The Supreme Court on Thursday put out its decision in the Rachel Corrie case, rejecting her family’s appeal of a lower court decision, which had denied them civil damages for wrongful death, in which Corrie died in connection with an IDF bulldozer.

The decision comes nearly 12 years after the death of the US activist, an event that has spawned books, plays and received unrivaled international attention in the global media.

At the same time, the court accepted an additional appeal by the family and reversed a separate lower court decision – with the result that the lower court will need to further probe the family’s claim regarding the unlawful taking of some of Corrie’s remains.

The Corries had claimed that an IDF bulldozer deliberately or negligently killed Rachel, 23, from Olympia, Washington, while she was protesting a home demolition in Rafah on March 16, 2003.

The state had claimed the incident was a tragic accident with the bulldozer driver unable to see Corrie in the closed military zone – where she should not have been.

The Corrie family said they were still studying the lengthy decision and had not responded fully by press time.

In the first and main decision by the three justice panel of Court President Miriam Naor, Zvi Zilberthal and Esther Hayot, they upheld the “combat activities exception” principle of the lower court in which the state cannot be held liable for damages of activities which occur in a war zone.

In its second decision, a spinoff case impacting the Corries, the court said that regardless of the posture of the competing legal claims, the lower court’s decision to strike the family’s claim without fully assessing the claim, had been too extreme.
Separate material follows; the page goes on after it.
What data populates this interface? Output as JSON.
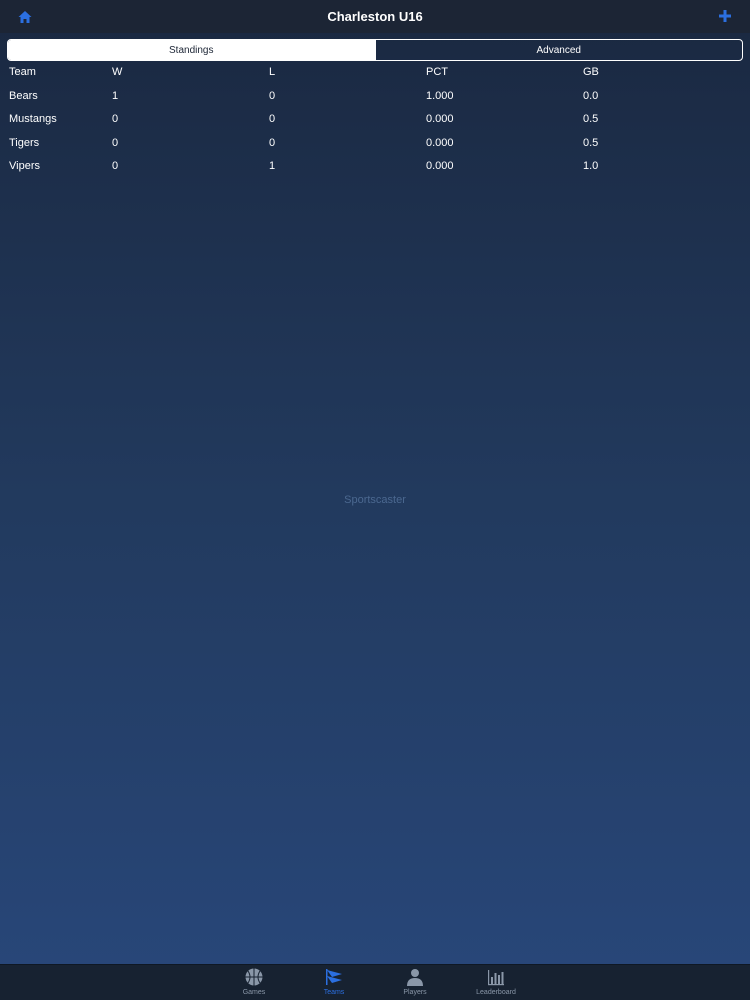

The second decision relates to allegations by the Corries before the Nazareth Magistrate’s Court that samples of her remains were unlawfully taken by Prof. Yehuda Hiss during her autopsy.
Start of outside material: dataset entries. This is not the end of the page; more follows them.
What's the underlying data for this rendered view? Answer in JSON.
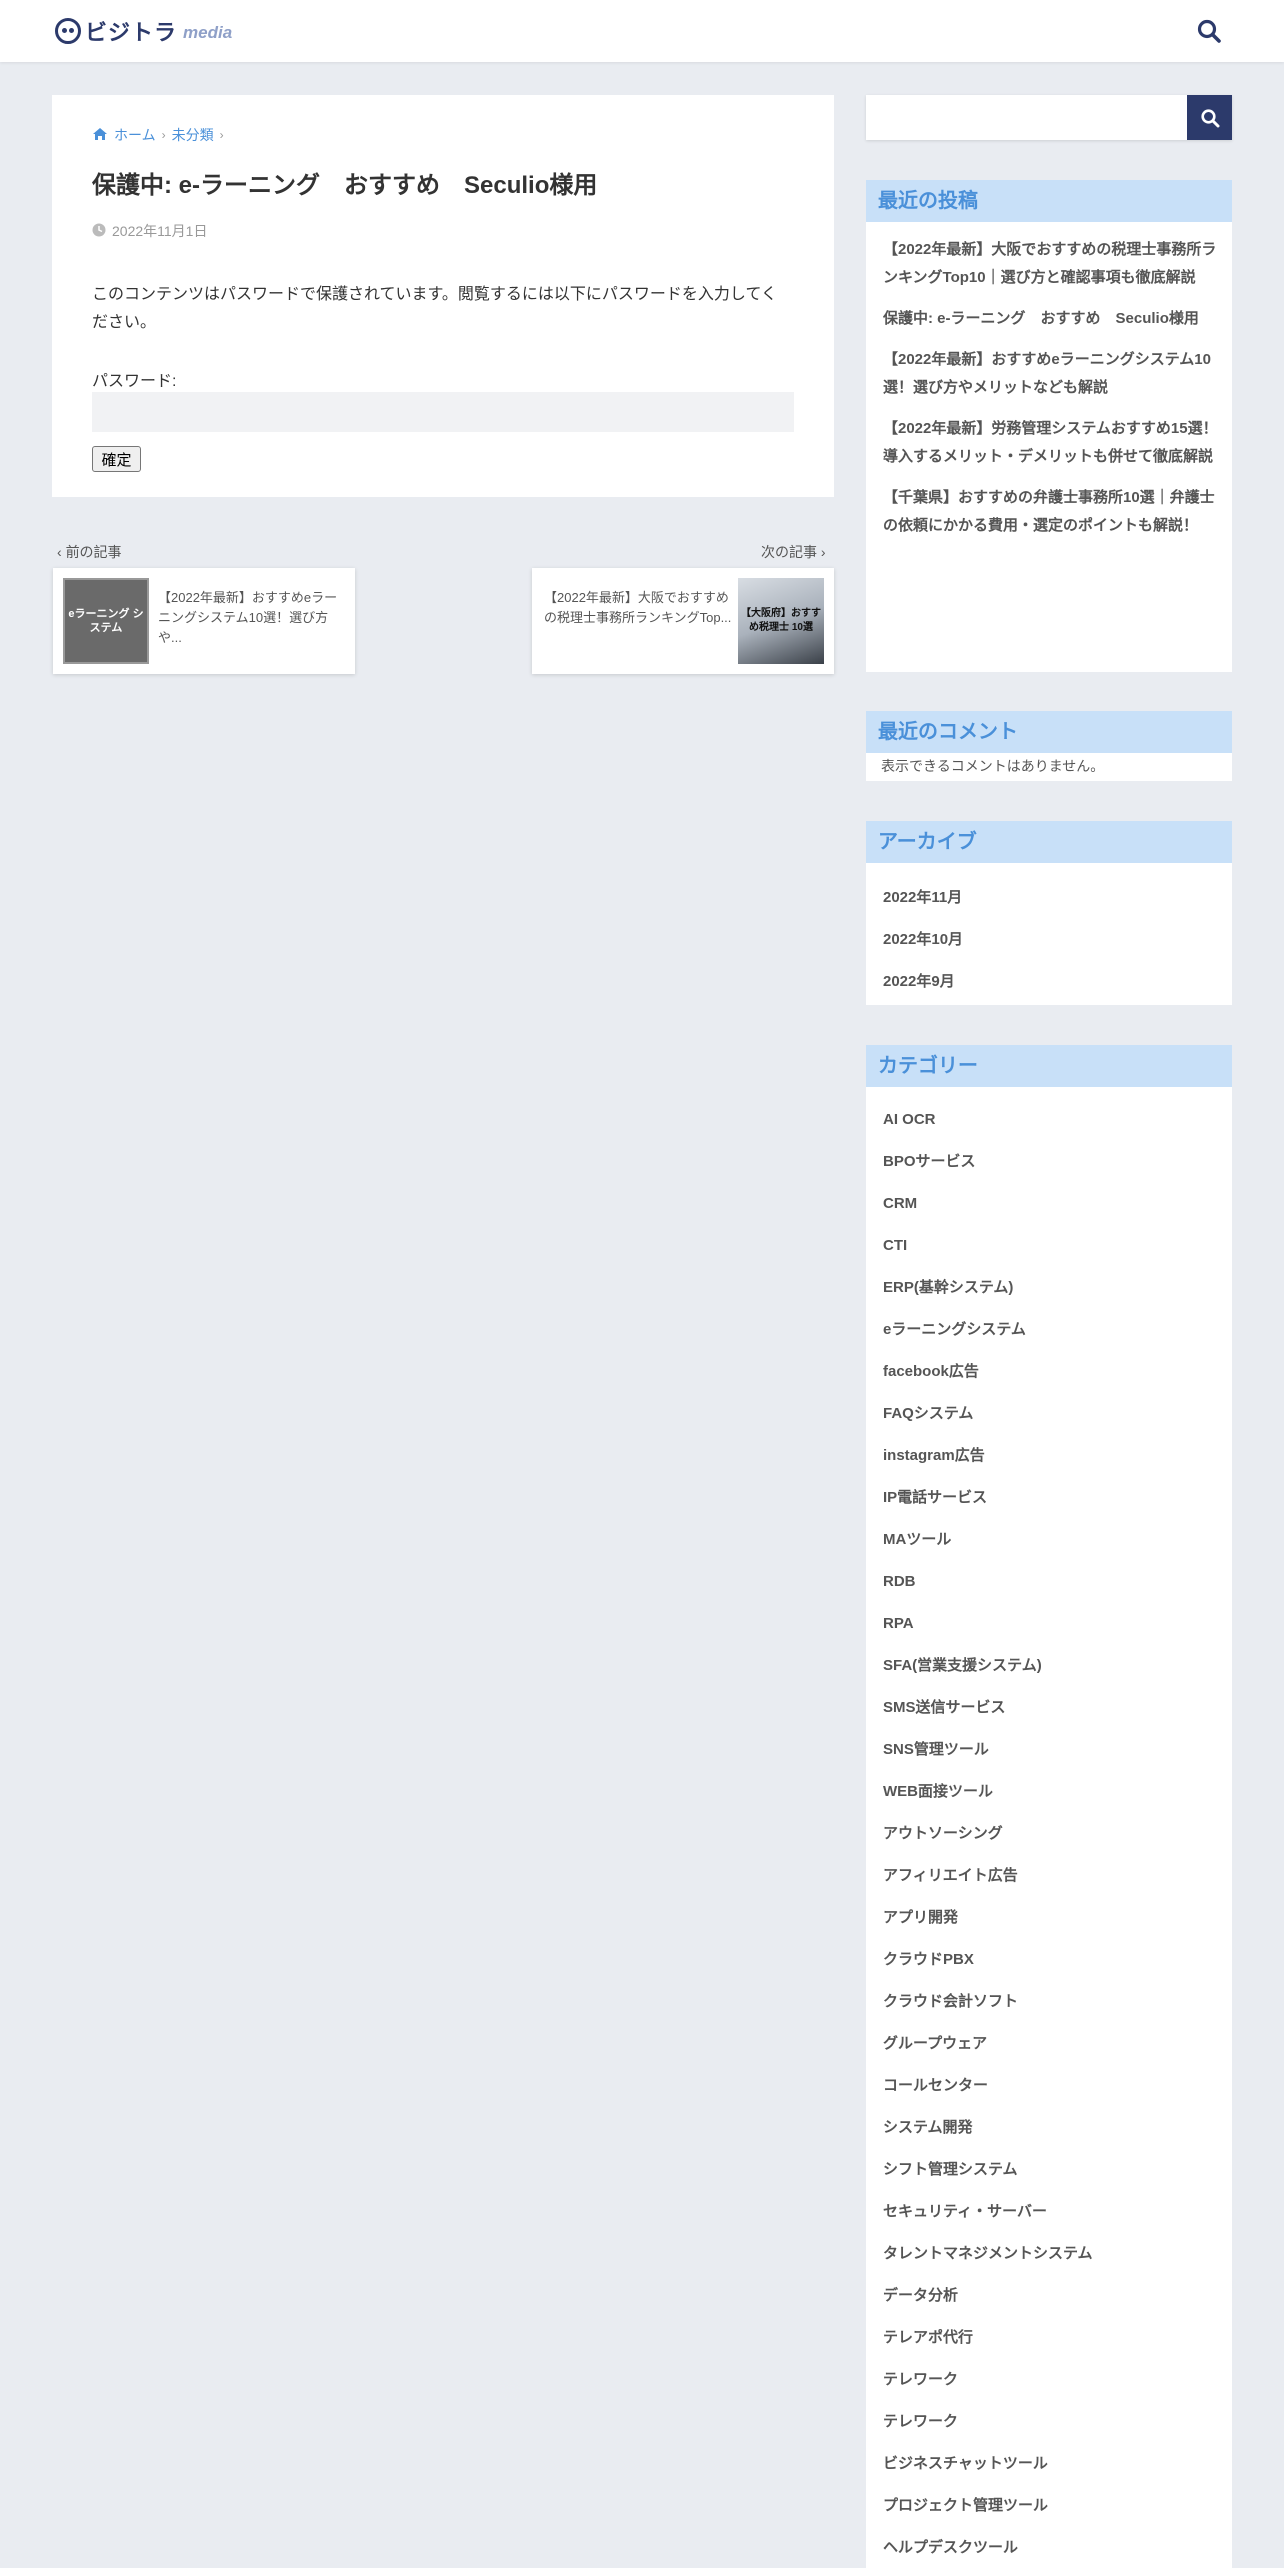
{
  "header": {
    "logo_text": "ビジトラ",
    "logo_sub": "media"
  },
  "breadcrumb": {
    "home": "ホーム",
    "category": "未分類"
  },
  "post": {
    "title": "保護中: e-ラーニング　おすすめ　Seculio様用",
    "date": "2022年11月1日",
    "body": "このコンテンツはパスワードで保護されています。閲覧するには以下にパスワードを入力してください。",
    "password_label": "パスワード:",
    "submit_label": "確定"
  },
  "nav": {
    "prev_label": "前の記事",
    "next_label": "次の記事",
    "prev_title": "【2022年最新】おすすめeラーニングシステム10選！選び方や...",
    "prev_thumb_text": "eラーニング システム",
    "next_title": "【2022年最新】大阪でおすすめの税理士事務所ランキングTop...",
    "next_thumb_text": "【大阪府】おすすめ税理士 10選"
  },
  "sidebar": {
    "recent_posts": {
      "title": "最近の投稿",
      "items": [
        "【2022年最新】大阪でおすすめの税理士事務所ランキングTop10｜選び方と確認事項も徹底解説",
        "保護中: e-ラーニング　おすすめ　Seculio様用",
        "【2022年最新】おすすめeラーニングシステム10選！選び方やメリットなども解説",
        "【2022年最新】労務管理システムおすすめ15選！導入するメリット・デメリットも併せて徹底解説",
        "【千葉県】おすすめの弁護士事務所10選｜弁護士の依頼にかかる費用・選定のポイントも解説！"
      ]
    },
    "recent_comments": {
      "title": "最近のコメント",
      "empty": "表示できるコメントはありません。"
    },
    "archive": {
      "title": "アーカイブ",
      "items": [
        "2022年11月",
        "2022年10月",
        "2022年9月"
      ]
    },
    "categories": {
      "title": "カテゴリー",
      "items": [
        "AI OCR",
        "BPOサービス",
        "CRM",
        "CTI",
        "ERP(基幹システム)",
        "eラーニングシステム",
        "facebook広告",
        "FAQシステム",
        "instagram広告",
        "IP電話サービス",
        "MAツール",
        "RDB",
        "RPA",
        "SFA(営業支援システム)",
        "SMS送信サービス",
        "SNS管理ツール",
        "WEB面接ツール",
        "アウトソーシング",
        "アフィリエイト広告",
        "アプリ開発",
        "クラウドPBX",
        "クラウド会計ソフト",
        "グループウェア",
        "コールセンター",
        "システム開発",
        "シフト管理システム",
        "セキュリティ・サーバー",
        "タレントマネジメントシステム",
        "データ分析",
        "テレアポ代行",
        "テレワーク",
        "テレワーク",
        "ビジネスチャットツール",
        "プロジェクト管理ツール",
        "ヘルプデスクツール"
      ]
    }
  },
  "colors": {
    "brand": "#2c3a6b",
    "link": "#4a90d9",
    "widget_title_bg": "#c8e0f8",
    "page_bg": "#e9ecf1"
  }
}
Independent of the Corrie case, Hiss has become notorious in a scandal related to taking samples of remains from a large number of corpses, but the Nazareth District Court rejected the claim pretrial as having been adjudicated in the main case.
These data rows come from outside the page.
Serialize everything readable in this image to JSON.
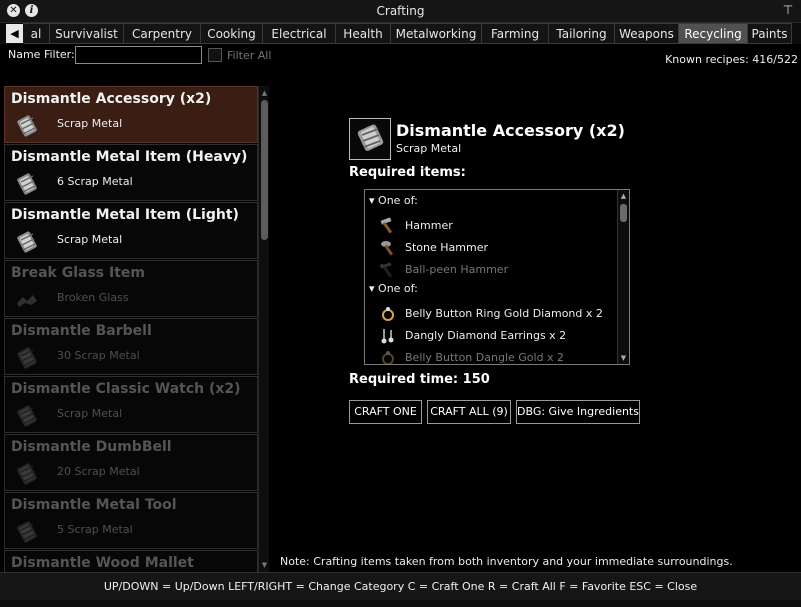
{
  "window": {
    "title": "Crafting"
  },
  "tabs": [
    {
      "label": "al",
      "active": false
    },
    {
      "label": "Survivalist",
      "active": false
    },
    {
      "label": "Carpentry",
      "active": false
    },
    {
      "label": "Cooking",
      "active": false
    },
    {
      "label": "Electrical",
      "active": false
    },
    {
      "label": "Health",
      "active": false
    },
    {
      "label": "Metalworking",
      "active": false
    },
    {
      "label": "Farming",
      "active": false
    },
    {
      "label": "Tailoring",
      "active": false
    },
    {
      "label": "Weapons",
      "active": false
    },
    {
      "label": "Recycling",
      "active": true
    },
    {
      "label": "Paints",
      "active": false
    }
  ],
  "filter": {
    "label": "Name Filter:",
    "value": "",
    "filter_all_label": "Filter All"
  },
  "known_recipes": "Known recipes: 416/522",
  "recipes": [
    {
      "name": "Dismantle Accessory (x2)",
      "output": "Scrap Metal",
      "icon": "scrap-metal-icon",
      "selected": true,
      "available": true
    },
    {
      "name": "Dismantle Metal Item (Heavy)",
      "output": "6 Scrap Metal",
      "icon": "scrap-metal-icon",
      "selected": false,
      "available": true
    },
    {
      "name": "Dismantle Metal Item (Light)",
      "output": "Scrap Metal",
      "icon": "scrap-metal-icon",
      "selected": false,
      "available": true
    },
    {
      "name": "Break Glass Item",
      "output": "Broken Glass",
      "icon": "broken-glass-icon",
      "selected": false,
      "available": false
    },
    {
      "name": "Dismantle Barbell",
      "output": "30 Scrap Metal",
      "icon": "scrap-metal-icon",
      "selected": false,
      "available": false
    },
    {
      "name": "Dismantle Classic Watch (x2)",
      "output": "Scrap Metal",
      "icon": "scrap-metal-icon",
      "selected": false,
      "available": false
    },
    {
      "name": "Dismantle DumbBell",
      "output": "20 Scrap Metal",
      "icon": "scrap-metal-icon",
      "selected": false,
      "available": false
    },
    {
      "name": "Dismantle Metal Tool",
      "output": "5 Scrap Metal",
      "icon": "scrap-metal-icon",
      "selected": false,
      "available": false
    },
    {
      "name": "Dismantle Wood Mallet",
      "output": "",
      "icon": "scrap-metal-icon",
      "selected": false,
      "available": false
    }
  ],
  "detail": {
    "name": "Dismantle Accessory (x2)",
    "output": "Scrap Metal",
    "icon": "scrap-metal-icon",
    "required_items_label": "Required items:",
    "groups": [
      {
        "header": "One of:",
        "items": [
          {
            "name": "Hammer",
            "icon": "hammer-icon",
            "available": true
          },
          {
            "name": "Stone Hammer",
            "icon": "stone-hammer-icon",
            "available": true
          },
          {
            "name": "Ball-peen Hammer",
            "icon": "ball-peen-hammer-icon",
            "available": false
          }
        ]
      },
      {
        "header": "One of:",
        "items": [
          {
            "name": "Belly Button Ring Gold Diamond x 2",
            "icon": "ring-icon",
            "available": true
          },
          {
            "name": "Dangly Diamond Earrings x 2",
            "icon": "earrings-icon",
            "available": true
          },
          {
            "name": "Belly Button Dangle Gold x 2",
            "icon": "ring-icon",
            "available": false
          }
        ]
      }
    ],
    "required_time": "Required time: 150"
  },
  "buttons": {
    "craft_one": "CRAFT ONE",
    "craft_all": "CRAFT ALL (9)",
    "debug": "DBG: Give Ingredients"
  },
  "note": "Note: Crafting items taken from both inventory and your immediate surroundings.",
  "footer": "UP/DOWN = Up/Down    LEFT/RIGHT = Change Category    C = Craft One    R = Craft All    F = Favorite    ESC = Close",
  "colors": {
    "selected_row": "#3a1e14",
    "active_tab": "#505050",
    "dim_text": "#555555"
  }
}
The Supreme Court’s order means that this secondary case returns to the Nazareth Magistrate’s Court for further proceedings.

In the main decision, the Supreme Court rejected the Corrie family’s claims that Rachel and her activist colleagues did not present a threat to the IDF bulldozers, that there were no other threats on the area close to the time when she was killed and that a grenade attack presented as evidence of a threat was not close in time to the incident.

Rather, the court said that the only stipulation for the area to be defined as a “combat zone” from a legal standpoint, was that the zone had been a high-risk area where there was a presumption of danger and that the bulldozers were part of an IDF military operation to clear areas where enemy forces could hide.

The court also rejected the Corrie family claim that the area was not a closed military zone since the state failed to produce an official military order to that effect.

Instead, the court accepted that Col. (res.) Pinhas Zuarez’s testimony that such an order had been issued, was sufficient proof that the area was an announced closed military zone.

Other claims the court dismissed included that an IDF surveillance camera was diverted intentionally, or that footage was hidden to erase the incident and any claim that verbal shouts heard from a recording were the bulldozer driver – which, if the court had accepted the argument, could have shown that the driver saw Corrie better than he claimed.

Also, the court rejected that the Corries could win a reversal on claims that a US representative should have been present at the autopsy and that the autopsy should have been recorded.

The appeal to the Supreme Court came after the August 2012 decision of Haifa Judge Oded Gershon who had said that Corrie could have avoided the dangerous situation, and called her death a “regrettable accident.”

The combatant activities exception essentially says that a country’s armed forces cannot be held liable for civil damages and physical or economic harm to civilians in an area defined as a war zone.

At a hearing last year, the court pressed the state on the issue, but expressed open skepticism about the Corrie family’s chances in its questioning of their lawyer Hussein Abu Hussein.

Hussein said that the state had failed to produce a copy of the order declaring the area a closed military zone, despite Gershon basing his application of the combat activities exception on the idea that the IDF had declared the area as such.

He had also said in the appeal that the fact that the IDF did not undertake any criminal or administrative actions against the group of left-wing activists trying to block the bulldozers in the area showed that it had not been a closed zone.

With Gershon having also found that the area was a dangerous military area since soldiers had been attacked not long before by a grenade, Hussein had written that the grenade allegation could be disproved as well.

He had noted that none of the soldiers in the area personally remembered a grenade attack and that the only evidence was in an operations log, which they declared invalid if unsupported by any soldier’s testimony.

Hussein also scrutinized the operations log, noting statements indicating that the IDF did not really believe that the area was dangerous or the bulldozing was alleviating military dangers, but rather that the bulldozing continued that day to make an amorphous point to the activists that the IDF would not let them interfere with bulldozing operations.

The court countered that maybe those IDF concerns were valid and that at any rate, the statement by itself, might not be nearly sufficient on appeal to overcome Gershon’s finding that the area was a combat zone.

The state also vehemently defended Gerson’s finding that the area was dangerous and a combat zone.